この会談を境に神保家は京から江戸へ引越し、都を守っていく事となる。
「どうしました、若。お顔の色が優れませんが」
腹心・中西榊の言葉に、直人は顔を上げた。
「夢見が悪くてね」
直人はあっさりと答えた。
手元は小鉢の中の納豆にたれと薬味を入れ、箸でかき混ぜている。
よほどの事がない限り榊と二人で向かい合って食事を摂るのが、直人の習慣だった。
「戦国時代辺りに生きてた先祖の記憶だ」
「それはまた……」
だし巻き卵を頬張りながら、榊は同情した。
開祖から受け継ぐ記憶の中には、かなり残虐なものもあるようだ。
直人が幼い頃は毎晩のように添い寝し、夢という形で現れる祖先の記憶にうなされているのをそばで介抱していただけに、榊は直人の苦しみが分かる。

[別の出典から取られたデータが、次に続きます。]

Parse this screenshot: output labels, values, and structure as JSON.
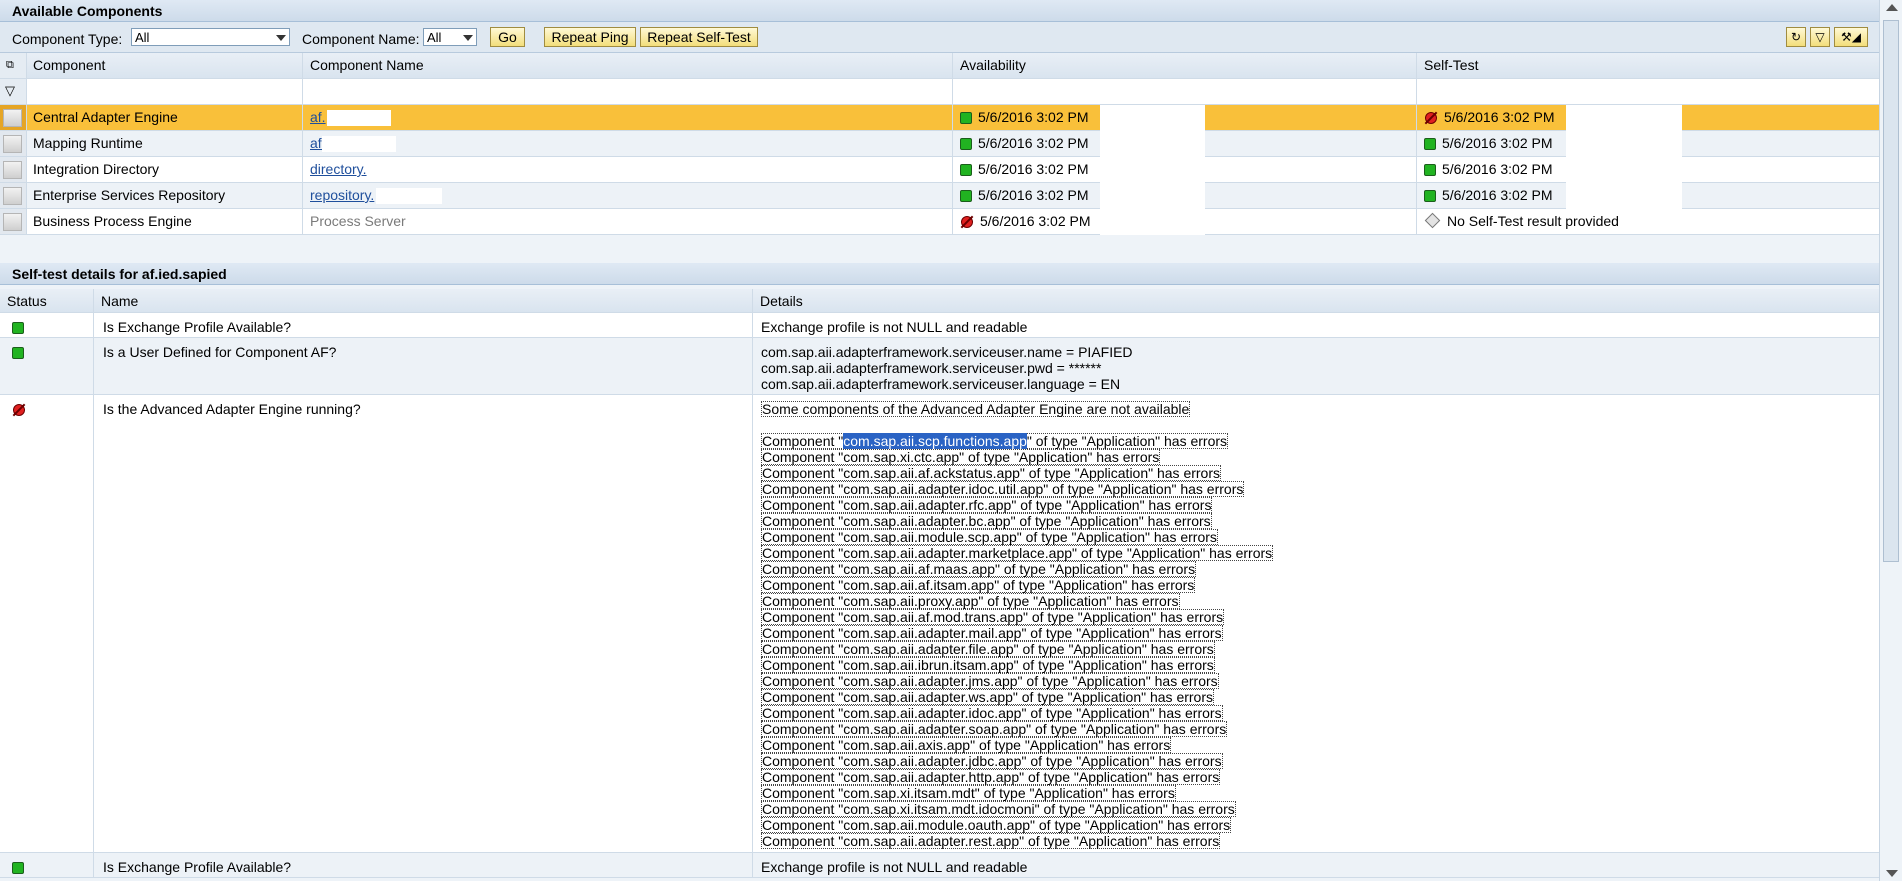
{
  "available": {
    "title": "Available Components",
    "toolbar": {
      "component_type_label": "Component Type:",
      "component_type_value": "All",
      "component_name_label": "Component Name:",
      "component_name_value": "All",
      "go": "Go",
      "repeat_ping": "Repeat Ping",
      "repeat_selftest": "Repeat Self-Test"
    },
    "columns": [
      "Component",
      "Component Name",
      "Availability",
      "Self-Test"
    ],
    "rows": [
      {
        "component": "Central Adapter Engine",
        "name": "af.",
        "availability": "5/6/2016 3:02 PM",
        "availability_status": "ok",
        "selftest": "5/6/2016 3:02 PM",
        "selftest_status": "error"
      },
      {
        "component": "Mapping Runtime",
        "name": "af.",
        "availability": "5/6/2016 3:02 PM",
        "availability_status": "ok",
        "selftest": "5/6/2016 3:02 PM",
        "selftest_status": "ok"
      },
      {
        "component": "Integration Directory",
        "name": "directory.",
        "availability": "5/6/2016 3:02 PM",
        "availability_status": "ok",
        "selftest": "5/6/2016 3:02 PM",
        "selftest_status": "ok"
      },
      {
        "component": "Enterprise Services Repository",
        "name": "repository.",
        "availability": "5/6/2016 3:02 PM",
        "availability_status": "ok",
        "selftest": "5/6/2016 3:02 PM",
        "selftest_status": "ok"
      },
      {
        "component": "Business Process Engine",
        "name": "Process Server",
        "availability": "5/6/2016 3:02 PM",
        "availability_status": "error",
        "selftest": "No Self-Test result provided",
        "selftest_status": "none"
      }
    ]
  },
  "details": {
    "title": "Self-test details for af.ied.sapied",
    "columns": [
      "Status",
      "Name",
      "Details"
    ],
    "rows": [
      {
        "status": "ok",
        "name": "Is Exchange Profile Available?",
        "lines": [
          "Exchange profile is not NULL and readable"
        ]
      },
      {
        "status": "ok",
        "name": "Is a User Defined for Component AF?",
        "lines": [
          "com.sap.aii.adapterframework.serviceuser.name = PIAFIED",
          "com.sap.aii.adapterframework.serviceuser.pwd = ******",
          "com.sap.aii.adapterframework.serviceuser.language = EN"
        ]
      },
      {
        "status": "error",
        "name": "Is the Advanced Adapter Engine running?",
        "summary": "Some components of the Advanced Adapter Engine are not available",
        "first_prefix": "Component \"",
        "first_selected": "com.sap.aii.scp.functions.app",
        "first_suffix": "\" of type \"Application\" has errors",
        "errors": [
          "Component \"com.sap.xi.ctc.app\" of type \"Application\" has errors",
          "Component \"com.sap.aii.af.ackstatus.app\" of type \"Application\" has errors",
          "Component \"com.sap.aii.adapter.idoc.util.app\" of type \"Application\" has errors",
          "Component \"com.sap.aii.adapter.rfc.app\" of type \"Application\" has errors",
          "Component \"com.sap.aii.adapter.bc.app\" of type \"Application\" has errors",
          "Component \"com.sap.aii.module.scp.app\" of type \"Application\" has errors",
          "Component \"com.sap.aii.adapter.marketplace.app\" of type \"Application\" has errors",
          "Component \"com.sap.aii.af.maas.app\" of type \"Application\" has errors",
          "Component \"com.sap.aii.af.itsam.app\" of type \"Application\" has errors",
          "Component \"com.sap.aii.proxy.app\" of type \"Application\" has errors",
          "Component \"com.sap.aii.af.mod.trans.app\" of type \"Application\" has errors",
          "Component \"com.sap.aii.adapter.mail.app\" of type \"Application\" has errors",
          "Component \"com.sap.aii.adapter.file.app\" of type \"Application\" has errors",
          "Component \"com.sap.aii.ibrun.itsam.app\" of type \"Application\" has errors",
          "Component \"com.sap.aii.adapter.jms.app\" of type \"Application\" has errors",
          "Component \"com.sap.aii.adapter.ws.app\" of type \"Application\" has errors",
          "Component \"com.sap.aii.adapter.idoc.app\" of type \"Application\" has errors",
          "Component \"com.sap.aii.adapter.soap.app\" of type \"Application\" has errors",
          "Component \"com.sap.aii.axis.app\" of type \"Application\" has errors",
          "Component \"com.sap.aii.adapter.jdbc.app\" of type \"Application\" has errors",
          "Component \"com.sap.aii.adapter.http.app\" of type \"Application\" has errors",
          "Component \"com.sap.xi.itsam.mdt\" of type \"Application\" has errors",
          "Component \"com.sap.xi.itsam.mdt.idocmoni\" of type \"Application\" has errors",
          "Component \"com.sap.aii.module.oauth.app\" of type \"Application\" has errors",
          "Component \"com.sap.aii.adapter.rest.app\" of type \"Application\" has errors"
        ]
      },
      {
        "status": "ok",
        "name": "Is Exchange Profile Available?",
        "lines": [
          "Exchange profile is not NULL and readable"
        ]
      }
    ]
  },
  "icons": {
    "refresh": "refresh-icon",
    "filter": "filter-icon",
    "settings": "settings-icon"
  },
  "colors": {
    "selected_row": "#f9c03a",
    "ok": "#21b321",
    "error": "#e02020",
    "link": "#1f4f9c"
  }
}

その割に行動に緊張感がないのは、直人が同情されるのを嫌うからだった。
「あ……あいつ、そろそろ来るんだったよな?」
かき混ぜた納豆を熱々のご飯の上に落としながら、直人は渋い顔をした。
「だからあんな夢を見たんだ」
未緒の通う私立外崎学園は、その日ちょっとした騒ぎがあった。
「突然現れた美貌の転校生、なんてベタなマンガみたいよねー」
友達の声に、未緒はうなずいて同意した。
−黒板には、大きく『自習』と書かれている。
そんな状態で勉強する生徒など、いる訳がなかった。
友達は……いい加減名前がないとかわいそうなのでここで紹介させていただくが、名を結城桂子と言う。
『けいこ』ではなく『かつらこ』と読む。念のため。
校内の最新ゴシップは新聞部より桂子に聞けと言われるほどの地獄耳だ。
一般生徒なら転校生が来た事すら知らない時に男か女かから成績、果ては恋人の有無まで掴んでいる。
だから今も桂子の周りには、転校生の情報を知りたい者の人垣ができていた。
「まあその人三年なんだけどね。大和撫子って言葉がぴったりの、しとやかな物腰の美人なのよ」
ぱたぱたと手を振り、桂子は続ける。
でろでろと情報を垂れ流していた桂子が、不意に真面目な顔になった。
「で……未緒」
「ん?」
桂子は未緒の耳元に口を寄せて囁いた。